Many of us hear the term “AI agent” thrown around. Some hail it as the future, while others fear it, predicting it will replace jobs. In this series, we will demystify AI agents by exploring them through a very popular framework: LangGraph.
This article will trace the journey from the earliest forms of automation to the incredible AI agents we see today—agents capable of handling highly complex tasks. We will also clarify the distinctions between LLMs, agents, and workflows, and discuss the critical question of when to use an AI agent and, just as importantly, when not to. Finally, we’ll survey the most popular frameworks available for building your own AI agent solutions.

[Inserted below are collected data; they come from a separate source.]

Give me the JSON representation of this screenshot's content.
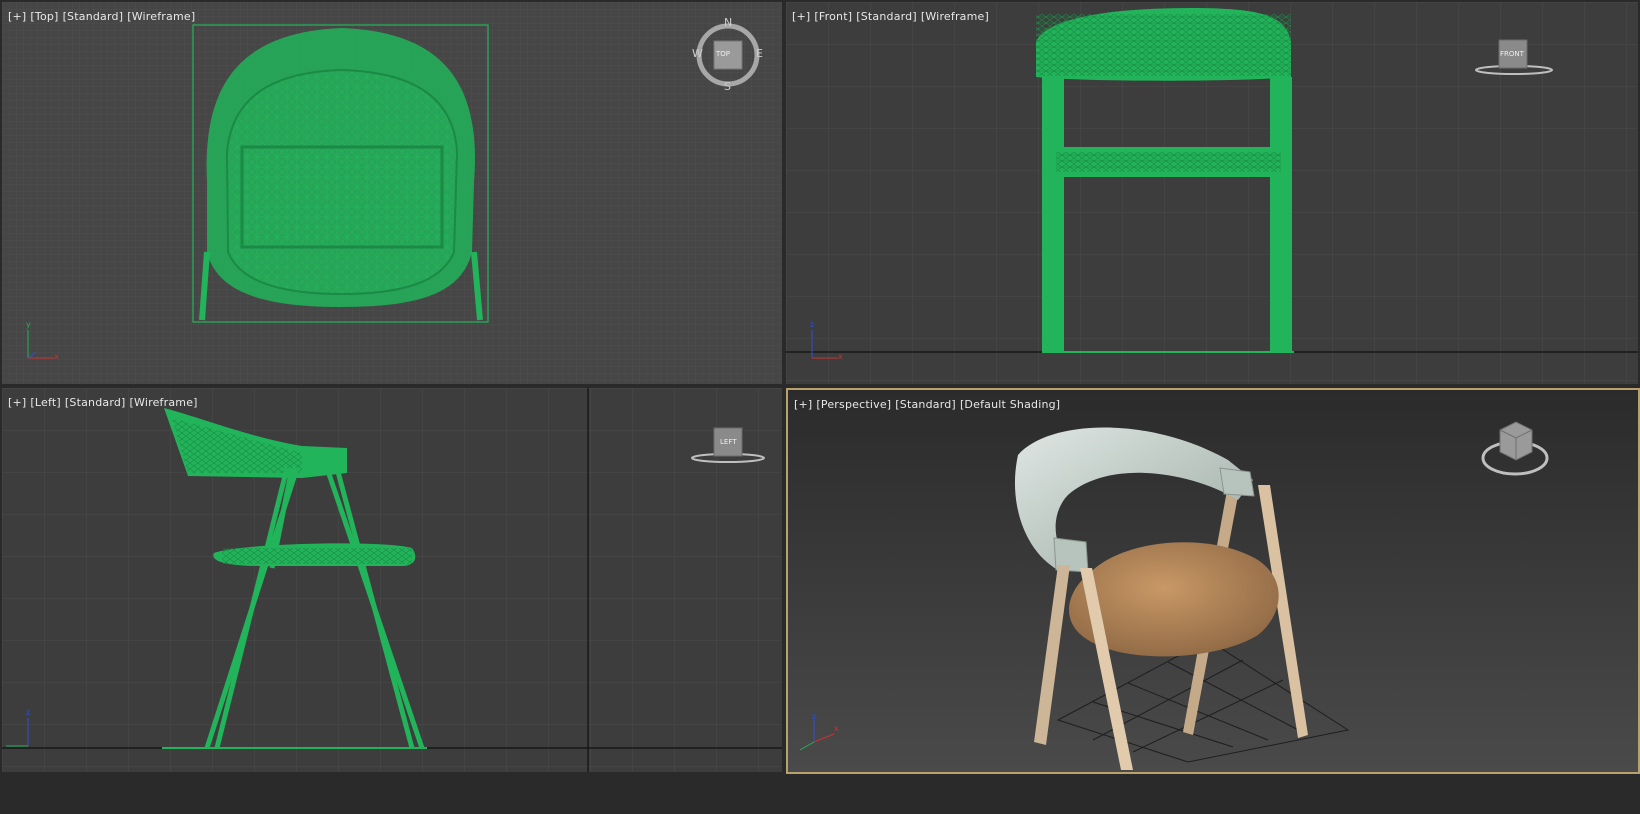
{
  "viewports": [
    {
      "id": "top",
      "labels": [
        "[+]",
        "[Top]",
        "[Standard]",
        "[Wireframe]"
      ],
      "navigator": "compass",
      "nav_text": "TOP",
      "compass": {
        "n": "N",
        "s": "S",
        "e": "E",
        "w": "W"
      }
    },
    {
      "id": "front",
      "labels": [
        "[+]",
        "[Front]",
        "[Standard]",
        "[Wireframe]"
      ],
      "navigator": "viewcube",
      "nav_text": "FRONT"
    },
    {
      "id": "left",
      "labels": [
        "[+]",
        "[Left]",
        "[Standard]",
        "[Wireframe]"
      ],
      "navigator": "viewcube",
      "nav_text": "LEFT"
    },
    {
      "id": "persp",
      "labels": [
        "[+]",
        "[Perspective]",
        "[Standard]",
        "[Default Shading]"
      ],
      "navigator": "viewcube3d",
      "nav_text": ""
    }
  ],
  "axis_labels": {
    "x": "x",
    "y": "y",
    "z": "z"
  },
  "colors": {
    "wire": "#22b45a",
    "grid_line": "#4c4c4c",
    "viewport_bg": "#3d3d3d",
    "active_border": "#b8a16a",
    "seat": "#b8875a",
    "shell": "#c9d4cf",
    "legs": "#d9c1a2"
  }
}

The Dawn of Automation: Rule-Based Systems
Before we dive into the world of AI agents, let’s look at how this story began. Initially, when we wanted to automate a task, we relied on rule-based state machines. A classic example is the early Telegram bots. If you recall, these bots didn’t truly understand you. Instead, they presented a list of predefined options, and you would choose from that list. The system was a straightforward combination of simple tools and algorithms following a fixed path.
The Second Wave: The Rise of Large Language Models (LLMs)
The landscape changed dramatically with the advent of Large Language Models (LLMs). This phase took off after Google published its groundbreaking paper, “Attention Is All You Need,” in 2017. Companies like OpenAI invested heavily in this technology, creating powerful models starting with GPT-2 and GPT-3.
These models proved to be exceptionally powerful. The great advantage of LLMs is their profound ability to understand language. They are, at their core, robust language models. However, they came with significant limitations:
- No Memory: An LLM wouldn’t remember who you are or recall past conversations.
- No Action Capability: Its function was limited to generating text. It couldn’t perform actions.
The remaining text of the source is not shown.